Lisozima (ly) è un enzima batteriolitico di 14kDa prodotto dai monociti leucociti. 6 mutazioni di ly sono associate ad amiloidosi sistemica (Aly). In questo studio sono presentati un caso di Aly e una revisione sistematica della letteratura.
La ricerca elettronica è stata effettuata sui MedLine ed EMBASE tramite i temini: lysozyme, amyloidosis, amyloid. Sono stati inclusi gli studi clinici con dati disaggregati.
Il probando è un maschio di 56 anni affetto da ipertensione, cirrosi-HCV, adenosplenomegalia, sindrome nefrosica con progressione verso IRC terminale. La biopsia renale ha mostrato un quadro di amiloidosi AA- e AL-negativo, l’immunofluorescenza ha mostrato un diffuso deposito parenchimale di ly.
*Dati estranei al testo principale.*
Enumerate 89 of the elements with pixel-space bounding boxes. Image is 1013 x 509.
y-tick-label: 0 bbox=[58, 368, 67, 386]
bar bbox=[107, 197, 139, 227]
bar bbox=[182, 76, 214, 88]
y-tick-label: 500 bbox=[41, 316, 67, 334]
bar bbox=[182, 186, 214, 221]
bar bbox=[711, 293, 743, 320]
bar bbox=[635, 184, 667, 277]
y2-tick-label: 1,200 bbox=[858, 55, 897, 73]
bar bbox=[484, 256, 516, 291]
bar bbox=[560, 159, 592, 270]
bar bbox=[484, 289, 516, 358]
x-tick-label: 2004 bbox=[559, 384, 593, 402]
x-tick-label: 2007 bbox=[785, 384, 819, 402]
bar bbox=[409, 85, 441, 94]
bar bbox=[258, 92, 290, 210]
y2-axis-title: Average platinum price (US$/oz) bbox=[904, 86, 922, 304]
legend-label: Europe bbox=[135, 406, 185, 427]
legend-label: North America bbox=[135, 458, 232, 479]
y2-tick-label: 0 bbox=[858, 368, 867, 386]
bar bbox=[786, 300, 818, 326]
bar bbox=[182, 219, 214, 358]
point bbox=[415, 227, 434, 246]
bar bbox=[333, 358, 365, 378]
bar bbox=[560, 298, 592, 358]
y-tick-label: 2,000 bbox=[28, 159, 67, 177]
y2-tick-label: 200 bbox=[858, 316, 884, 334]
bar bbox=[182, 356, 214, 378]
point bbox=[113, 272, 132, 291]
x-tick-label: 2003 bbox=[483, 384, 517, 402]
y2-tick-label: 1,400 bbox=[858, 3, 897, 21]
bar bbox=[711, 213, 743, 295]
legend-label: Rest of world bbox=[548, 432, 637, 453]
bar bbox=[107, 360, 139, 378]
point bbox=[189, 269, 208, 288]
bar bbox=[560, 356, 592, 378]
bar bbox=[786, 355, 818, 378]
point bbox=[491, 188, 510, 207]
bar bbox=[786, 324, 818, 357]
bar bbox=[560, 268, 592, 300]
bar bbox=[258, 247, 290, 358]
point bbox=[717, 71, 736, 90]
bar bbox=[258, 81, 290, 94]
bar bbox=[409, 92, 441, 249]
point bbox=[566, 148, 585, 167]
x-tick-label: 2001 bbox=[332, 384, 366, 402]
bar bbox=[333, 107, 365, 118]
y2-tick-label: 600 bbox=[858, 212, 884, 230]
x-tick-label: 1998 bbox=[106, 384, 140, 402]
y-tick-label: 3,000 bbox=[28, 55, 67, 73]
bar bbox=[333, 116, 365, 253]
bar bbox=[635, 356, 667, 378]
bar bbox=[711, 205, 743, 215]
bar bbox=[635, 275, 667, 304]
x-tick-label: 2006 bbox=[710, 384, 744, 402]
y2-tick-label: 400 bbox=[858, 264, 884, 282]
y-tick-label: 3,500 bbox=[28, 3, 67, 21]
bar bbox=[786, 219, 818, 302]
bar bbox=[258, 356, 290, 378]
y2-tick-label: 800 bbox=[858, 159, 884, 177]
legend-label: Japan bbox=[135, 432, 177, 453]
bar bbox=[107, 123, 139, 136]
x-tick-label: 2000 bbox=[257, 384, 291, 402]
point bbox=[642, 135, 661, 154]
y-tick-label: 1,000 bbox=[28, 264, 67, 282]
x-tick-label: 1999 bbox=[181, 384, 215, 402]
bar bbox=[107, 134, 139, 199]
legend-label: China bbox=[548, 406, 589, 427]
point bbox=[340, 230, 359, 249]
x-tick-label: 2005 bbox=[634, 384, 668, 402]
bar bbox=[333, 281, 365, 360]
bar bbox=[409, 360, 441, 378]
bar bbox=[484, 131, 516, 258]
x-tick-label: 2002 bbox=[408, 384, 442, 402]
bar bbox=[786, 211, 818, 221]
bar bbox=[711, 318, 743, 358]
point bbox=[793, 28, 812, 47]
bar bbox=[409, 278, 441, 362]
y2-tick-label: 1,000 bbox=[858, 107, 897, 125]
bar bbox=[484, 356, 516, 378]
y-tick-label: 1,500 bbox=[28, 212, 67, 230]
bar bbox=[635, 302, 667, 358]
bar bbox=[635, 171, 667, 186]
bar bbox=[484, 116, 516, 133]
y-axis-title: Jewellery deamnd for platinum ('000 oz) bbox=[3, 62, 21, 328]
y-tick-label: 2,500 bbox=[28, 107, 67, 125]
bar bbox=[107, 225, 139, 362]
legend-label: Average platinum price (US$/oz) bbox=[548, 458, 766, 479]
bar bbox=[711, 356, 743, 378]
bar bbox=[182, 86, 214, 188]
L’analisi genetica ha identificato il polimorfismo di un singolo nucleotide (SNP) W64R nel gene ly.
La ricerca elettronica ha prodotto 332 risultati, ne sono stati selezionati 13 con dati di 55 pazienti. Mutazioni frequenti sono W64R e D67H descritte in 23 e 21 ( 6 e 4 famiglie rispettivamente). Altri SNP sono descritti in singole famiglie (6 pazienti I56T, 3 F57I, 1 Y54N); in un caso vi sono due SNP non associati singolarmente ad Aly (W112R e T70N). Le manifestazioni cliniche sono eterogenee e non correlano con gli SNP (p>0.2); i pattern familiari indicando il coinvolgimento di altri fattori ereditari (p<0.05).
32 (58.2%) pazienti hanno sviluppato IRC, 21 hanno necessitato di terapia sostitutiva. 6 pazienti sono stati sottoposti a trapianto renale con buon esito. Il coinvolgimento gastroenterico è riportato in 15 casi (27.3%), quello epatico in 9 (16.4%), sintomi sono: diarrea, dispepsia, malassorbimento. La rottura epatica (7 casi) necessita di trapianto epatico d’urgenza. Altri sintomi sono: sindrome sicca, cardiomiopatia, dermatosi, adenosplenomegalia, rottura linfonodale. Coinvolgimento istologico è descritto nel midollo ematopoietico, polmone, tiroide, surreni. Sono descritti casi asintomatici.
ALy è una amiloidosi sistemica familiare autosomica dominante a penetranza incompleta ed espressività variabile. L’IRC è il sintomo più frequente.